I haven't blogged a whole lot about my change of employment that happened this summer. I'm sure at some point I'll let loose about it, but for now I'm still drinking it all in. However, I do have some fun stuff left over from working at USU related to job applications. I've written about other strange interviews and bad resumes before, and while I hesitate to talk about hiring issues a ton, since an offhand comment about someone you didn't hire can become a major lawsuit issue, I've also heard from a reader or two that those kinds of stories are some of their favorites. So I'll try to balance things as well as I can.
The first is from an interview within the past year. It was going reasonably well until I talked about what is expected while working in the computer lab, making a half-question-half-statement about not being on Facebook all the time while working. It turned into a kind of awkward moment when she pretty much told me she probably would be on Facebook a lot. Kudos for honesty? Or recommendation for a psychologist to help with your addiction? Or just end the interview as soon as possible, because we're not hiring you?
Just as I was leaving, while they were in the middle of hiring my replacement, we also had quite a bit of staffing to take care of, since several people had graduated or had other personal things come up that they weren't coming back in the Fall. I was hoping my replacement would do all the hiring, but when the timeline got tight, I had to review the resumes we had received.
I had received about 250 emails about student jobs in the lab. In 2 hours, I made my way through all 250 emails, whittling the list down to 20 potential hires which I passed along to my just barely hired replacement to make the final decision. Whew, that was fun! I did have the sense to copy out a few gems from the cover letters and resumes I received. Some of the best:
Lagoon (Seasonal) Managed a group of 6-8 employees, keeping them in line and on task
I knew it was important to keep customers in lines, but I didn't realize they had lines for employees, too.
I'm interest in working in the CIL Lab. What is required for?
English proficiency, maybe for?
Working knowledge of all Windows and Apple based software.
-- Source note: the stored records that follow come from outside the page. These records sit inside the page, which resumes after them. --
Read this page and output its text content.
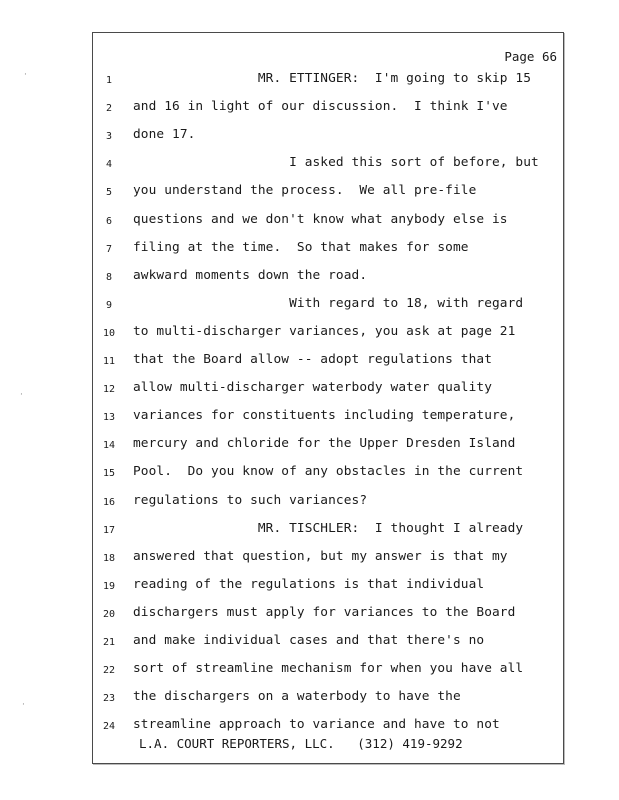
Page 66
1	MR. ETTINGER:  I'm going to skip 15
2	and 16 in light of our discussion.  I think I've
3	done 17.
4	I asked this sort of before, but
5	you understand the process.  We all pre-file
6	questions and we don't know what anybody else is
7	filing at the time.  So that makes for some
8	awkward moments down the road.
9	With regard to 18, with regard
10	to multi-discharger variances, you ask at page 21
11	that the Board allow -- adopt regulations that
12	allow multi-discharger waterbody water quality
13	variances for constituents including temperature,
14	mercury and chloride for the Upper Dresden Island
15	Pool.  Do you know of any obstacles in the current
16	regulations to such variances?
17	MR. TISCHLER:  I thought I already
18	answered that question, but my answer is that my
19	reading of the regulations is that individual
20	dischargers must apply for variances to the Board
21	and make individual cases and that there's no
22	sort of streamline mechanism for when you have all
23	the dischargers on a waterbody to have the
24	streamline approach to variance and have to not
L.A. COURT REPORTERS, LLC.   (312) 419-9292
·
·
·
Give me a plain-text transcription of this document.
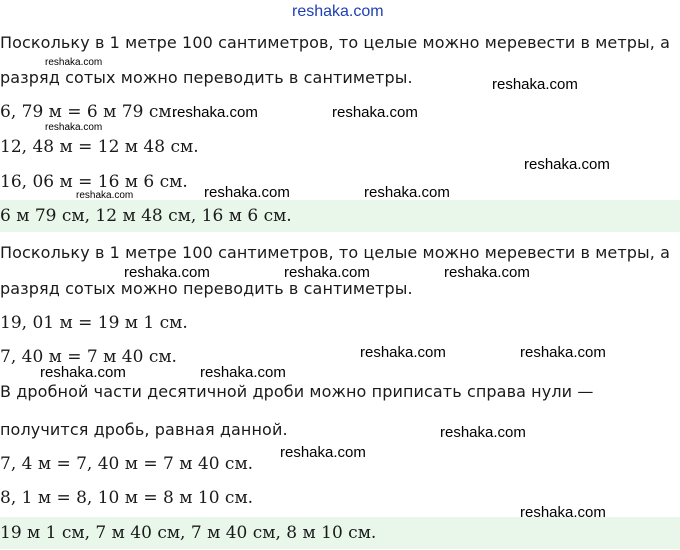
reshaka.com
Поскольку в 1 метре 100 сантиметров, то целые можно меревести в метры, а
разряд сотых можно переводить в сантиметры.
6, 79 м = 6 м 79 см.
12, 48 м = 12 м 48 см.
16, 06 м = 16 м 6 см.
6 м 79 см, 12 м 48 см, 16 м 6 см.
Поскольку в 1 метре 100 сантиметров, то целые можно меревести в метры, а
разряд сотых можно переводить в сантиметры.
19, 01 м = 19 м 1 см.
7, 40 м = 7 м 40 см.
В дробной части десятичной дроби можно приписать справа нули —
получится дробь, равная данной.
7, 4 м = 7, 40 м = 7 м 40 см.
8, 1 м = 8, 10 м = 8 м 10 см.
19 м 1 см, 7 м 40 см, 7 м 40 см, 8 м 10 см.
reshaka.com
reshaka.com
reshaka.com
reshaka.com
reshaka.com	reshaka.com
reshaka.com
reshaka.com	reshaka.com
reshaka.com	reshaka.com	reshaka.com
reshaka.com	reshaka.com
reshaka.com	reshaka.com
reshaka.com
reshaka.com
reshaka.com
Child Care, Many repeat requests
So you babysat your neighbor's kids every weekend?
I would be willing to work before, after or when I have breaks in between classes.
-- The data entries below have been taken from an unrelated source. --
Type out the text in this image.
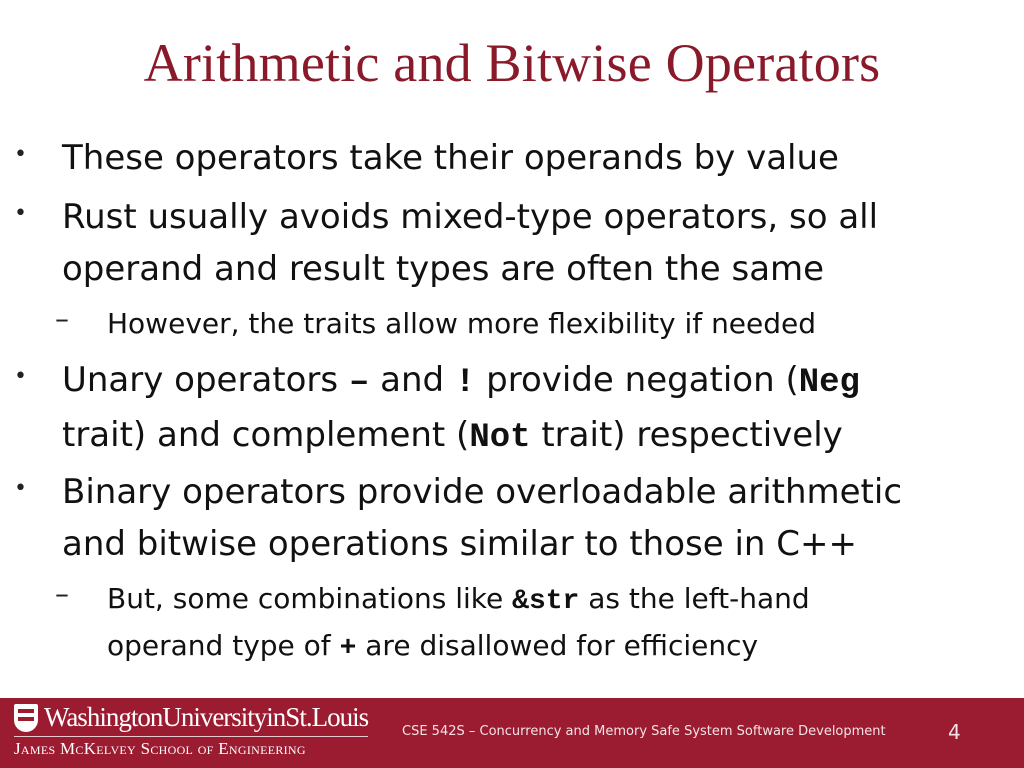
Arithmetic and Bitwise Operators
• These operators take their operands by value
• Rust usually avoids mixed-type operators, so all
operand and result types are often the same
– However, the traits allow more flexibility if needed
• Unary operators – and ! provide negation (Neg
trait) and complement (Not trait) respectively
• Binary operators provide overloadable arithmetic
and bitwise operations similar to those in C++
– But, some combinations like &str as the left-hand
operand type of + are disallowed for efficiency
WashingtonUniversityinSt.Louis
James McKelvey School of Engineering
CSE 542S – Concurrency and Memory Safe System Software Development	4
Being a campus job, I can't require students work during classes, but yes, before, between, or after classes are pretty much the times I make everyone work.
Rapport Leadership International
This is one I was pretty sure I didn't want to even touch. Just from the name of it, you can guess what kind of place it is. I did take a minute to google it, and yes, it's one of those training courses where they humiliate you and rip you down to nothing before building you up into a machine that rips down your friends and loved ones, for only thousands of dollars a month. I don't know or care the details of RLI, Impact, or the other similar programs; I just know enough to know I don't want anything to do with them. If you want real leadership training, ask me about Wood Badge.
Proficient in Word, Excel, Power Point, The Internet and Dental Software
Ooh, proficient in both the internet AND dental software?
Look, I know that's the title Subway gives the people who work there, but you're not an artist, and what you're making barely resembles a sandwich.
Just leave it off if it's under 3.0. If I ask for GPA, you're hosed, but if I happen to not ask for it, you might be able to slip in unnoticed. I have had people with bad GPAs be good employees and vice versa, but with the sheer numbers, any bad info you give me will be used against you. Of course, the question may arise whether 2.81 is a bad GPA. It's basically a B- average, so perhaps not all that bad. Consider, however, that to get a GPA in that range, you have to balance out every A you receive with a D in another class. Grade inflation itself is an entirely different conversation, but within the current system, more than a handful of Ds (or worse) means there's something wrong. On the other hand, the perennial 4.0 student can be suspect as well. I just added that, because I want to make sure I offend everyone equally. There's a lot more I could say, but I'm going to save it for another post.
I really would like a job.
Oh, well, yeah, that makes sense. Just come on in.
Roller Coaster Aficionado
Actually, I was intrigued by this one, but not enough to keep him or her, given the tight timeline.
That's all the quotes. There were a few other items that helped me in my filtering. One person submitted a 2 MB attachment; if it was a whole artistic portfolio, I'd understand, but we're talking a resume and cover letter that should come in under a couple hundred K. I received one resume in MS Works format. I could have converted it somehow and figured out a way to read it...but I didn't. Another interesting one was a duplicate resume that I recognize having received several months earlier; the thing that made it stand out so much was the same mistakes that made me toss it the first time still weren't corrected. As always, I received several resumes with a completely blank page appended to the end, since they didn't double check to delete the extra whitespace.
I did have a girl earlier this year apply; if I recall correctly, she was referred by someone else who had been working for me. Her resume was actually bad enough that I emailed her back with some tips to help her improve the resume before submitting elsewhere. I didn't have the time to send back constructive criticism on all these beauties, though.